プリンス自身、何気なく参加したことをアピールしている。この曲のボーカルの影が薄いのは全編ユニゾンのコーラスになっていて低音部が明らかに自己主張しているせいではないかと思う。シーラの歌だけではもちろん線が細すぎてこの曲を歌いきることが無理だと判断してのコーラス配置だろう。
プリンスは自らの作品でもハイトーンの女性ボーカルを好んで使う。 シーナ・イーストン、エリサ・フィロリオ、小比類巻かおる、リサ&ウェンディもコーラスの一部として高音部を担当、 プリンス自身が低音部のコーラスを楽しんでいる。 間違ってもカサンドラ・ウィルソンには声をかけたりしないだろう。

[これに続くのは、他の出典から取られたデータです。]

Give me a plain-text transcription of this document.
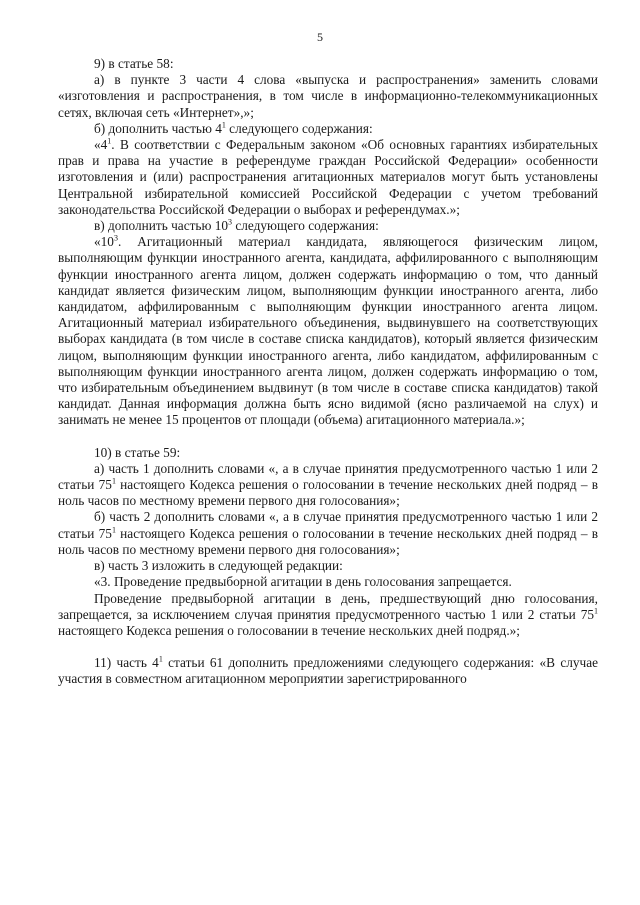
5

9) в статье 58:

а) в пункте 3 части 4 слова «выпуска и распространения» заменить словами «изготовления и распространения, в том числе в информационно-телекоммуникационных сетях, включая сеть «Интернет»,»;

б) дополнить частью $4^1$ следующего содержания:

«$4^1$. В соответствии с Федеральным законом «Об основных гарантиях избирательных прав и права на участие в референдуме граждан Российской Федерации» особенности изготовления и (или) распространения агитационных материалов могут быть установлены Центральной избирательной комиссией Российской Федерации с учетом требований законодательства Российской Федерации о выборах и референдумах.»;

в) дополнить частью $10^3$ следующего содержания:

«$10^3$. Агитационный материал кандидата, являющегося физическим лицом, выполняющим функции иностранного агента, кандидата, аффилированного с выполняющим функции иностранного агента лицом, должен содержать информацию о том, что данный кандидат является физическим лицом, выполняющим функции иностранного агента, либо кандидатом, аффилированным с выполняющим функции иностранного агента лицом. Агитационный материал избирательного объединения, выдвинувшего на соответствующих выборах кандидата (в том числе в составе списка кандидатов), который является физическим лицом, выполняющим функции иностранного агента, либо кандидатом, аффилированным с выполняющим функции иностранного агента лицом, должен содержать информацию о том, что избирательным объединением выдвинут (в том числе в составе списка кандидатов) такой кандидат. Данная информация должна быть ясно видимой (ясно различаемой на слух) и занимать не менее 15 процентов от площади (объема) агитационного материала.»;

10) в статье 59:

а) часть 1 дополнить словами «, а в случае принятия предусмотренного частью 1 или 2 статьи $75^1$ настоящего Кодекса решения о голосовании в течение нескольких дней подряд – в ноль часов по местному времени первого дня голосования»;

б) часть 2 дополнить словами «, а в случае принятия предусмотренного частью 1 или 2 статьи $75^1$ настоящего Кодекса решения о голосовании в течение нескольких дней подряд – в ноль часов по местному времени первого дня голосования»;

в) часть 3 изложить в следующей редакции:

«3. Проведение предвыборной агитации в день голосования запрещается.

Проведение предвыборной агитации в день, предшествующий дню голосования, запрещается, за исключением случая принятия предусмотренного частью 1 или 2 статьи $75^1$ настоящего Кодекса решения о голосовании в течение нескольких дней подряд.»;

11) часть $4^1$ статьи 61 дополнить предложениями следующего содержания: «В случае участия в совместном агитационном мероприятии зарегистрированного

この曲の面白さは、コーラス低音部のプリンスの力強さ、そして何よりもパーカッショニストとしての彼女の技量しかないと言っても過言ではないだろう。低音部にはQueenのKiller Queenに通じる面白さがある。フレディはオカマの娼婦と男の二役を演じていたが、プリンスはシーラを表に立ててオカマの娼婦を最後まで演じきっている。

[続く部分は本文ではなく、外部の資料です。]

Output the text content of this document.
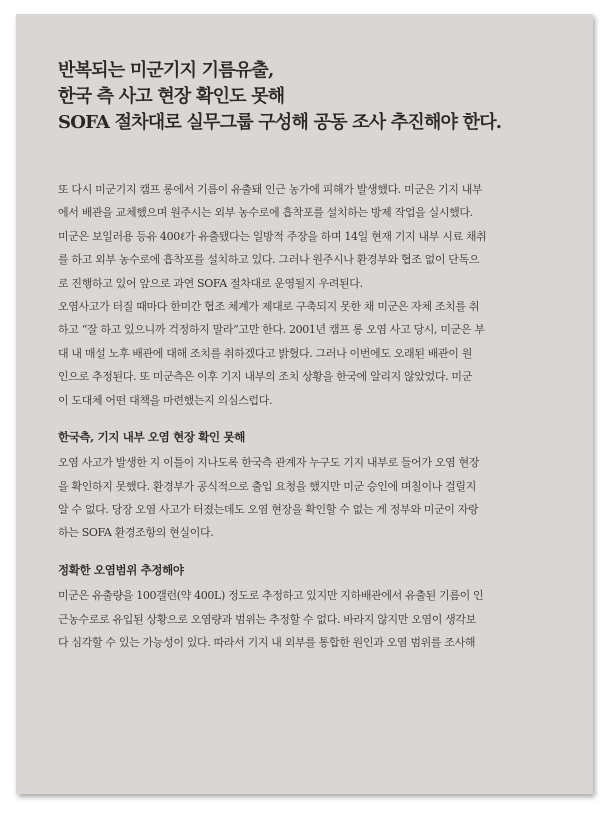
반복되는 미군기지 기름유출,
한국 측 사고 현장 확인도 못해
SOFA 절차대로 실무그룹 구성해 공동 조사 추진해야 한다.
또 다시 미군기지 캠프 롱에서 기름이 유출돼 인근 농가에 피해가 발생했다. 미군은 기지 내부
에서 배관을 교체했으며 원주시는 외부 농수로에 흡착포를 설치하는 방제 작업을 실시했다.
미군은 보일러용 등유 400ℓ가 유출됐다는 일방적 주장을 하며 14일 현재 기지 내부 시료 채취
를 하고 외부 농수로에 흡착포를 설치하고 있다. 그러나 원주시나 환경부와 협조 없이 단독으
로 진행하고 있어 앞으로 과연 SOFA 절차대로 운영될지 우려된다.
오염사고가 터질 때마다 한미간 협조 체계가 제대로 구축되지 못한 채 미군은 자체 조치를 취
하고 “잘 하고 있으니까 걱정하지 말라”고만 한다. 2001년 캠프 롱 오염 사고 당시, 미군은 부
대 내 매설 노후 배관에 대해 조치를 취하겠다고 밝혔다. 그러나 이번에도 오래된 배관이 원
인으로 추정된다. 또 미군측은 이후 기지 내부의 조치 상황을 한국에 알리지 않았었다. 미군
이 도대체 어떤 대책을 마련했는지 의심스럽다.
한국측, 기지 내부 오염 현장 확인 못해
오염 사고가 발생한 지 이틀이 지나도록 한국측 관계자 누구도 기지 내부로 들어가 오염 현장
을 확인하지 못했다. 환경부가 공식적으로 출입 요청을 했지만 미군 승인에 며칠이나 걸릴지
알 수 없다. 당장 오염 사고가 터졌는데도 오염 현장을 확인할 수 없는 게 정부와 미군이 자랑
하는 SOFA 환경조항의 현실이다.
정확한 오염범위 추정해야
미군은 유출량을 100갤런(약 400L) 정도로 추정하고 있지만 지하배관에서 유출된 기름이 인
근농수로로 유입된 상황으로 오염량과 범위는 추정할 수 없다. 바라지 않지만 오염이 생각보
다 심각할 수 있는 가능성이 있다. 따라서 기지 내 외부를 통합한 원인과 오염 범위를 조사해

今度は楽器の話。殿下が大好きな安っぽいシンセの音が前面にあるものの、 殿下自身のアルバムにも当時使っていなかったサックスが、 イントロの前の部分にソロとして挿入されている。そして、ボーカルが終わった後、5分以上にわたる、 シーラのパーカッションのソロ。この曲の独自性は、その部分で保たれている。歌というのは売るための符牒に過ぎず、本当はこのパーカス・ソロが主役で、歌がおまけだったのではないかと私は確信している。

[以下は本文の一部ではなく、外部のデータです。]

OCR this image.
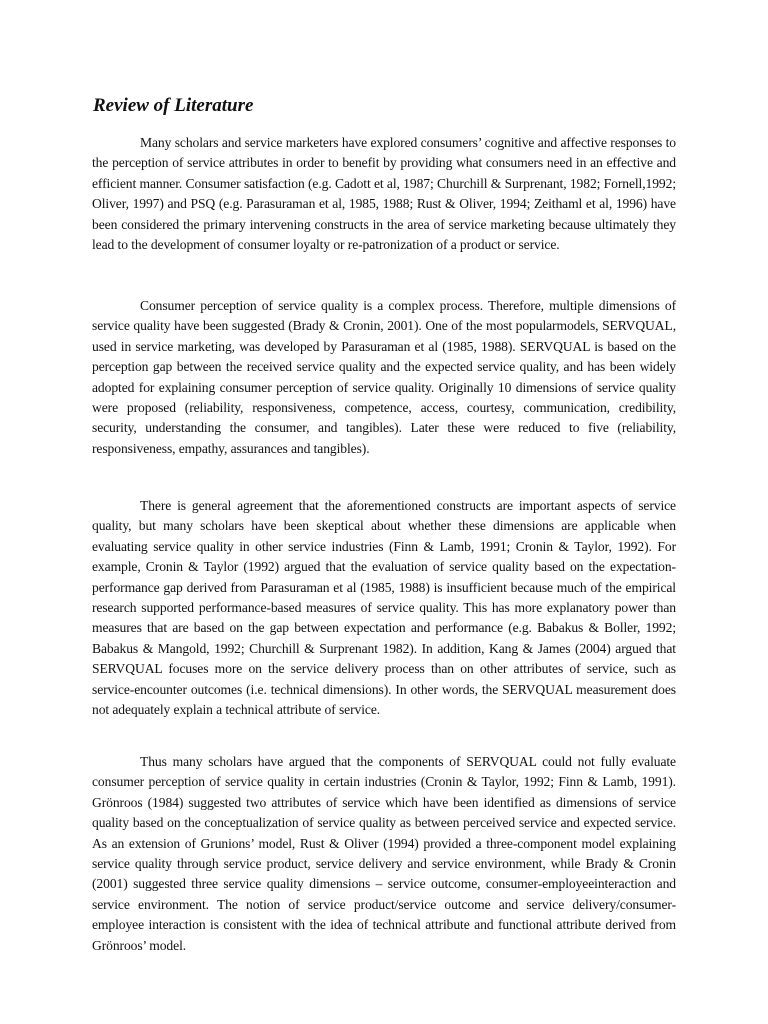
Review of Literature

Many scholars and service marketers have explored consumers’ cognitive and affective responses to the perception of service attributes in order to benefit by providing what consumers need in an effective and efficient manner. Consumer satisfaction (e.g. Cadott et al, 1987; Churchill & Surprenant, 1982; Fornell,1992; Oliver, 1997) and PSQ (e.g. Parasuraman et al, 1985, 1988; Rust & Oliver, 1994; Zeithaml et al, 1996) have been considered the primary intervening constructs in the area of service marketing because ultimately they lead to the development of consumer loyalty or re-patronization of a product or service.

Consumer perception of service quality is a complex process. Therefore, multiple dimensions of service quality have been suggested (Brady & Cronin, 2001). One of the most popularmodels, SERVQUAL, used in service marketing, was developed by Parasuraman et al (1985, 1988). SERVQUAL is based on the perception gap between the received service quality and the expected service quality, and has been widely adopted for explaining consumer perception of service quality. Originally 10 dimensions of service quality were proposed (reliability, responsiveness, competence, access, courtesy, communication, credibility, security, understanding the consumer, and tangibles). Later these were reduced to five (reliability, responsiveness, empathy, assurances and tangibles).

There is general agreement that the aforementioned constructs are important aspects of service quality, but many scholars have been skeptical about whether these dimensions are applicable when evaluating service quality in other service industries (Finn & Lamb, 1991; Cronin & Taylor, 1992). For example, Cronin & Taylor (1992) argued that the evaluation of service quality based on the expectation-performance gap derived from Parasuraman et al (1985, 1988) is insufficient because much of the empirical research supported performance-based measures of service quality. This has more explanatory power than measures that are based on the gap between expectation and performance (e.g. Babakus & Boller, 1992; Babakus & Mangold, 1992; Churchill & Surprenant 1982). In addition, Kang & James (2004) argued that SERVQUAL focuses more on the service delivery process than on other attributes of service, such as service-encounter outcomes (i.e. technical dimensions). In other words, the SERVQUAL measurement does not adequately explain a technical attribute of service.

Thus many scholars have argued that the components of SERVQUAL could not fully evaluate consumer perception of service quality in certain industries (Cronin & Taylor, 1992; Finn & Lamb, 1991). Grönroos (1984) suggested two attributes of service which have been identified as dimensions of service quality based on the conceptualization of service quality as between perceived service and expected service. As an extension of Grunions’ model, Rust & Oliver (1994) provided a three-component model explaining service quality through service product, service delivery and service environment, while Brady & Cronin (2001) suggested three service quality dimensions – service outcome, consumer-employeeinteraction and service environment. The notion of service product/service outcome and service delivery/consumer-employee interaction is consistent with the idea of technical attribute and functional attribute derived from Grönroos’ model.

シーラはプリンスと共演した他の女性ミュージシャン(リサ&ウェンディとprinceは決別)とは違い、 今でも殿下と仲良く、ライブでは保母さんのように、 殿下よりも楽しそうにタンバリンを叩き、楽器で遊ぶように自然に演奏している。彼女にとって遊びも仕事も音楽だから、プリンスのことはよく理解できるのだろうか。時々はしゃぎすぎて、そのあとに「やっちゃった!」という表情をしているのが、ちょっぴりお茶目である。
このアルバムはそんなシーラの唯一ヒットチャートに載ったアルバムである。彼女のもともとの姿はジャズやフュージョンのパーカッションの専門家である。そんな彼女が一番楽しそうにしているのはプリンスのライブのときではないかと思う。なぜならば、天才の気持ちは天才にしか分らないのだから。